Efluvios de metal en mar que persevera ávido de fértil suelo: ofrenda en la razón del semen.
Perpetuo empeño de la especie. Piedras que no dicen edad ni recuerdan.
Germinaste sangre en idiomas que nunca aprende uno. Tus sueños inconclusos sembraron pura ausencia. Por azar infinito soy el hijo.
En trinidad de laberintos emerjo de la caverna a insólita aventura.
¿Almas? Apenas distinguías los rostros de tu huella en ciernes. En el cuenco de tu mano nuestra ración de pan era briznas de ceniza.
En tu crisol al fuego nos diste ojos escaldados.
Para la piel en celo.
Desafiabas climas en tu carro de madera, aunque llorabas como niño por asuntos tan triviales.
Entonces hubiera querido arrullarte en mi regazo como tú nunca procuraste, pero tu sino era de padre: no se doblaba con caricias.
Partes en el cobijo de íntimos sueños. Dejas un cuerpo que a nadie pertenece.
El que expira tiene voz de peso incalculable y tiempo que nubla los espejos.

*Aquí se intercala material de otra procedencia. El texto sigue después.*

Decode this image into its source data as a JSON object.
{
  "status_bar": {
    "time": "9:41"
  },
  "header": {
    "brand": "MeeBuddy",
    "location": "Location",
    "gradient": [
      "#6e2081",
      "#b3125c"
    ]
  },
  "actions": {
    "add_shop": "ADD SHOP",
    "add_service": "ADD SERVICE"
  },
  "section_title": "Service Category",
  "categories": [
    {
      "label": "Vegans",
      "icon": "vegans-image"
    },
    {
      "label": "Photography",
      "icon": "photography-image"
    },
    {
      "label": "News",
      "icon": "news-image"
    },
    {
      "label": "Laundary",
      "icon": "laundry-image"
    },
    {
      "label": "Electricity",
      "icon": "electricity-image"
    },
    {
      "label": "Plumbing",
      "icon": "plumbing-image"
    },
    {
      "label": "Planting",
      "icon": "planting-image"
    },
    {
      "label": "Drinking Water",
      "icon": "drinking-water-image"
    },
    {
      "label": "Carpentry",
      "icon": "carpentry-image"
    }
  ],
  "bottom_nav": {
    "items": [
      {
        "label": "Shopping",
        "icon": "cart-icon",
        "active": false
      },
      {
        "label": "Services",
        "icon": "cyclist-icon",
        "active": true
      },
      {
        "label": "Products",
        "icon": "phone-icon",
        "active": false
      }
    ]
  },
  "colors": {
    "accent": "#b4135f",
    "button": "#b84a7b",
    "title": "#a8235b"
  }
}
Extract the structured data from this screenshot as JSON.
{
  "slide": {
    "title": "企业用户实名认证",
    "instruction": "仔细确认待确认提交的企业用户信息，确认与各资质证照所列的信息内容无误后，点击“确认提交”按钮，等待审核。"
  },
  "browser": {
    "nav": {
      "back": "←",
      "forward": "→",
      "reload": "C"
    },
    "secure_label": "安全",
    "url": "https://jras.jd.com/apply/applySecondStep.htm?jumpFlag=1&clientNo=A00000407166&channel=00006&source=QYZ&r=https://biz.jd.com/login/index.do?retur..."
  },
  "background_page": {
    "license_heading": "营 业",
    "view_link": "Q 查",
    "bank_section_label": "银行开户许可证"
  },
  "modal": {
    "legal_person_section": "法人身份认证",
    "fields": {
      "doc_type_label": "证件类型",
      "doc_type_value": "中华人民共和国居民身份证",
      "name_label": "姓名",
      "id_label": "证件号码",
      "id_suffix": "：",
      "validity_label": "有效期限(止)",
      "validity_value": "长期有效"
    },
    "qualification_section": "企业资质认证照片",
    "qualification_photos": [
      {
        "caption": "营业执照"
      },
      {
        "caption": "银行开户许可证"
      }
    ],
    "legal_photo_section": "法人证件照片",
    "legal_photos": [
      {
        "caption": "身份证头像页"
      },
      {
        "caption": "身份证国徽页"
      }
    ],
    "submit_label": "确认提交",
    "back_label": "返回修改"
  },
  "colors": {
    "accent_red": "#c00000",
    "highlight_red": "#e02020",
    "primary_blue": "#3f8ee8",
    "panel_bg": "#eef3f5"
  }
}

Lude el polvo las letras de todo tu apellido: árbol sin hojas en medio del camino.
Ahora somos todos o ninguno.
La arteria más fina del sigilo.
Tenemos apenas el eco de tu nombre.
Mi nombre nace de la nada. Espero días como el roto cristal de una ventana, zapato que lame agua de lluvia.
Nadie es réplica perfecta del espejo que nos mira. Soy péndulo que marca tiempo en carne y huesos. Cuadrante de pájaros que encallan su tristeza en parques de putas desdentadas.
Por eso la lluvia musita en mi corazón viejas historias, disueltas en la espuma del asfalto. Y me duelen los labios de balbucear amor como un demente.
Los dioses paganos juegan a la suerte mi destino. Mi pensamiento es un tóxico artefacto, delirio de presagios fielmente cumplidos —mi bestia acaricia el lomo de la noche.
La hierba musita melodías que mi cuerpo aprende.
Los siglos de la especie operan en secreto mi memoria.